Second, apart from the lack of line-breaks, your grammar is a little too stiff - this is a teenager narrating in the first person. You have to try to get the sentence structure to scan like the kind of thing a nervous teenager would be saying.
Bolded parts are where I've changed words; although I've also deleted a fair number of them.
Heru_Tamago
Chapter 1
“Aijo”
I
headed for the door after the commotion
had passed. I was looking for
a cause of all the noise when
someone at the side of my house yelled, “You there! Stay right where you are.”
I turned to face him, terrified. I
didn't know what to do.
So I ran.
I
glanced over my shoulder. He was right on my tail! I had to pick up the pace. I gritted my teeth and sprinted ahead, gained at least fifty feet on him. I finally made it to the family’s safe house and I ducked in. Most of my family was already here, but my mother was missing. I'd lost the pursuit, but I feared that I had lost so much more.
I guess I should start from the beginning...

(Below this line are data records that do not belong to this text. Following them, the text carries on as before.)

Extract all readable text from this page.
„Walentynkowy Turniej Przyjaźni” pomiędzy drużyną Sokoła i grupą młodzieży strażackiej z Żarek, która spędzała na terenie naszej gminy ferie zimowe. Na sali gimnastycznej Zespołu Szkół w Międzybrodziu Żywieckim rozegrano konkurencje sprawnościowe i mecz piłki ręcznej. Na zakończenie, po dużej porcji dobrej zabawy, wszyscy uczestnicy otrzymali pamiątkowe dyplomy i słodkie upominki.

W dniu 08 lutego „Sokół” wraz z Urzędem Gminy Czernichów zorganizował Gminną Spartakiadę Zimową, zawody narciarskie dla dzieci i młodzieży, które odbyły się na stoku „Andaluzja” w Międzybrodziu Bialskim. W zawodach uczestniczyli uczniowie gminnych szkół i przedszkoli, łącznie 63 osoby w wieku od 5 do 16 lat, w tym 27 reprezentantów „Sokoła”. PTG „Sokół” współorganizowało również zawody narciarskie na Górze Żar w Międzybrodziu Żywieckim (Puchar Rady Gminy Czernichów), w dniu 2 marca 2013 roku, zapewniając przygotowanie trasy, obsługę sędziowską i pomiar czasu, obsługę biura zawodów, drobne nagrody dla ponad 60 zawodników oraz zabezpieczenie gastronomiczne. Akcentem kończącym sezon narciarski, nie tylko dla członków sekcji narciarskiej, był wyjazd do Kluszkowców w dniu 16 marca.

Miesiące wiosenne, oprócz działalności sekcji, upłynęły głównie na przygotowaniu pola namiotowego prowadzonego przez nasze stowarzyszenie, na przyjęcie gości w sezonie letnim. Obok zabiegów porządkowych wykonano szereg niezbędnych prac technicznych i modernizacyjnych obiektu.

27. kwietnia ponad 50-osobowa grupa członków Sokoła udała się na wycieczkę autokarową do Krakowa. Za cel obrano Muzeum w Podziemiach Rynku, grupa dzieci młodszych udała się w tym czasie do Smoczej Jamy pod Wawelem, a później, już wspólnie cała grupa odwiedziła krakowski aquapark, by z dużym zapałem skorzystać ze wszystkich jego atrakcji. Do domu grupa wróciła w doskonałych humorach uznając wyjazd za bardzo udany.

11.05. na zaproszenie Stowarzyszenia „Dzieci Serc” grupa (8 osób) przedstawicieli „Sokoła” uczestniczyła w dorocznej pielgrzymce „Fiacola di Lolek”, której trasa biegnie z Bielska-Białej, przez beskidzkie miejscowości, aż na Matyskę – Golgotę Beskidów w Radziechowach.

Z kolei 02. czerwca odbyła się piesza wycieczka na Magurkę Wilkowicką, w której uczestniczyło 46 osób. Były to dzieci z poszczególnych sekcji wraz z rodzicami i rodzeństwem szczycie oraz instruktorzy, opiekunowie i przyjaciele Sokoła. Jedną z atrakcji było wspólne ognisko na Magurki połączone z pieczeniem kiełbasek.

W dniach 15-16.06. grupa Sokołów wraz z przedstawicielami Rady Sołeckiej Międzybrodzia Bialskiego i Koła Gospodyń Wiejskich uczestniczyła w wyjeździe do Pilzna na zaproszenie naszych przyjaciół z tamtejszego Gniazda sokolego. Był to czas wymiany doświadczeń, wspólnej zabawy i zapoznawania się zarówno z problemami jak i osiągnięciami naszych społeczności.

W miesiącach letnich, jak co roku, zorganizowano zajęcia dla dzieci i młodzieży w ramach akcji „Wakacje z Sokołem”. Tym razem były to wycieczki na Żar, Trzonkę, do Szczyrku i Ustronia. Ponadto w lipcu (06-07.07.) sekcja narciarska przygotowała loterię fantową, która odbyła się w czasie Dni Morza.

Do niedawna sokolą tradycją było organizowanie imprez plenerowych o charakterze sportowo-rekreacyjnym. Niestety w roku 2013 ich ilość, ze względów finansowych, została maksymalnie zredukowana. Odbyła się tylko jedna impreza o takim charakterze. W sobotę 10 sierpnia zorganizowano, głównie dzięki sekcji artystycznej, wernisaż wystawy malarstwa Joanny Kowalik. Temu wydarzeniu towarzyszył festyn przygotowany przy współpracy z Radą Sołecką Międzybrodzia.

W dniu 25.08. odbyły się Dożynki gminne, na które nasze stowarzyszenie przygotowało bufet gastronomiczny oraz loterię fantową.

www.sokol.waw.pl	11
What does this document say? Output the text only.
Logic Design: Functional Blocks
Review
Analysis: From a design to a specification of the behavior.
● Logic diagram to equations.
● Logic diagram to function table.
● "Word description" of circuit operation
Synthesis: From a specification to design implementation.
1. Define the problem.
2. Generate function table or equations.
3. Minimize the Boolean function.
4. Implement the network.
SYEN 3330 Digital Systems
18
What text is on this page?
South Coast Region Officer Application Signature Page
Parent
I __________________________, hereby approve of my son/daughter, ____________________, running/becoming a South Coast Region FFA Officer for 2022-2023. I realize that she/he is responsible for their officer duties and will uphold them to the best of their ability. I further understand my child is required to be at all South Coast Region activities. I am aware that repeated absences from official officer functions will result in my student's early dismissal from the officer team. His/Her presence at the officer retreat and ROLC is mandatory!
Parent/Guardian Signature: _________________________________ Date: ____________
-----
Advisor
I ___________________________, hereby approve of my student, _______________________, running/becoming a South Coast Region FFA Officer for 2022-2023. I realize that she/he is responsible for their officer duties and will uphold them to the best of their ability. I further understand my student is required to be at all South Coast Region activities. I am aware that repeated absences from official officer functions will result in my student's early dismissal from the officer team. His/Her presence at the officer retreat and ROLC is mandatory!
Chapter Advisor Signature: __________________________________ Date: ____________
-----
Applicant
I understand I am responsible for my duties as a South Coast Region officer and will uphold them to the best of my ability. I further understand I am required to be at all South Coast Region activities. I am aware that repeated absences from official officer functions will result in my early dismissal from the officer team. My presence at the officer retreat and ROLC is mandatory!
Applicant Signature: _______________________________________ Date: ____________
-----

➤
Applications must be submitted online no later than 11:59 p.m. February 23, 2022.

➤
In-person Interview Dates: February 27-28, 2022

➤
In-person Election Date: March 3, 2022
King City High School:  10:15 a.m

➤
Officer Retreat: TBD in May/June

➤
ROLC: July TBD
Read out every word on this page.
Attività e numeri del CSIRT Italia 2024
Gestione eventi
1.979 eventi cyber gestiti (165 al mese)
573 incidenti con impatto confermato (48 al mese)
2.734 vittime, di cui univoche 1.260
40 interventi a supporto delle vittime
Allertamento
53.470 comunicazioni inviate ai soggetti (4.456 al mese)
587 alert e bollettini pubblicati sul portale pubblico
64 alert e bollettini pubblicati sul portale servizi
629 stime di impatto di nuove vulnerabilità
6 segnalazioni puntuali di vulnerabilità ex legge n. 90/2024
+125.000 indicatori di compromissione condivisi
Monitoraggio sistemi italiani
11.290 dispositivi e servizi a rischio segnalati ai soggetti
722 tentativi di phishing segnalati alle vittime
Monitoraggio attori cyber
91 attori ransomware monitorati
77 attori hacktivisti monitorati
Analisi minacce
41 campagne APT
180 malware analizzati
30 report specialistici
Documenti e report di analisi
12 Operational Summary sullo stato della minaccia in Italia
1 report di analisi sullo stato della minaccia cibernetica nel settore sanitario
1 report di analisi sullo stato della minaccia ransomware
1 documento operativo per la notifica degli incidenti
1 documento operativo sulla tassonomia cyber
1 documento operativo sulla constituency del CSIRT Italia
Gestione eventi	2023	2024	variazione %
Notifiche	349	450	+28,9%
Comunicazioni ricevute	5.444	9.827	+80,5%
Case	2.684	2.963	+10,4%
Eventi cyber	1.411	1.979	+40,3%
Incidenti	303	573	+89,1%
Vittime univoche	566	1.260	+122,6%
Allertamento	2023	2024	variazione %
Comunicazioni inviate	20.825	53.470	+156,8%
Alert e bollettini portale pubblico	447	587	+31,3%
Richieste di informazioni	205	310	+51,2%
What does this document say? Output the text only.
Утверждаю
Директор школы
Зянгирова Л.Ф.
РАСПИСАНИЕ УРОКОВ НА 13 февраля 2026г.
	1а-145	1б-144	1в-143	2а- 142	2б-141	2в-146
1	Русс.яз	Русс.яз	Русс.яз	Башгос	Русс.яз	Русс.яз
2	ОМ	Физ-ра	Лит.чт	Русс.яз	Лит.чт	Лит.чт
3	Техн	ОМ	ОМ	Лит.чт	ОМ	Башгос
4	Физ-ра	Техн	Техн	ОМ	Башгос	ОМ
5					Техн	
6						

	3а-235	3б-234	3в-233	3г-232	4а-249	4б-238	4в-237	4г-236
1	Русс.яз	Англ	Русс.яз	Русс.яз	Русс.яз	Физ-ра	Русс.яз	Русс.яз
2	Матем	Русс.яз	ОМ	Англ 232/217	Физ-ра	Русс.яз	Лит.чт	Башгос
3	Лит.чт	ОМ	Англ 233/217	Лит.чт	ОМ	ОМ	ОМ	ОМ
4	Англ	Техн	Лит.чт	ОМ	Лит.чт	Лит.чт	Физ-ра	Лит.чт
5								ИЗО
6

Your tense agreement was... disagreeing. Your grammar, as I said, was awkward. Your dramatic presentation wasn't. (Dramatic presentation is really a product of the other parts, though; once you get those right, the drama sort of inserts itself between the lines.)
To be honest, I think you need to do a lot more reading of what you consider good fiction (might I suggest popular authors such as Robinson, Pratchett and Gaiman for clever and fun fantasy writing, Niven or Anderson for speculative fiction, Abnett and McNeill for high space opera and parodic space opera respectively) and get a better idea of the... tone that they take. Each of course has his own style, and yours will be different from theirs, but there's something to be learned.
You need to have your style worked out before you can write successfully. It's good that you have your basic plot-line worked out, but that's only part of creating a working whole. The backbone, if you will. But as Ezekiel 37 tells you, the backbone isn't enough.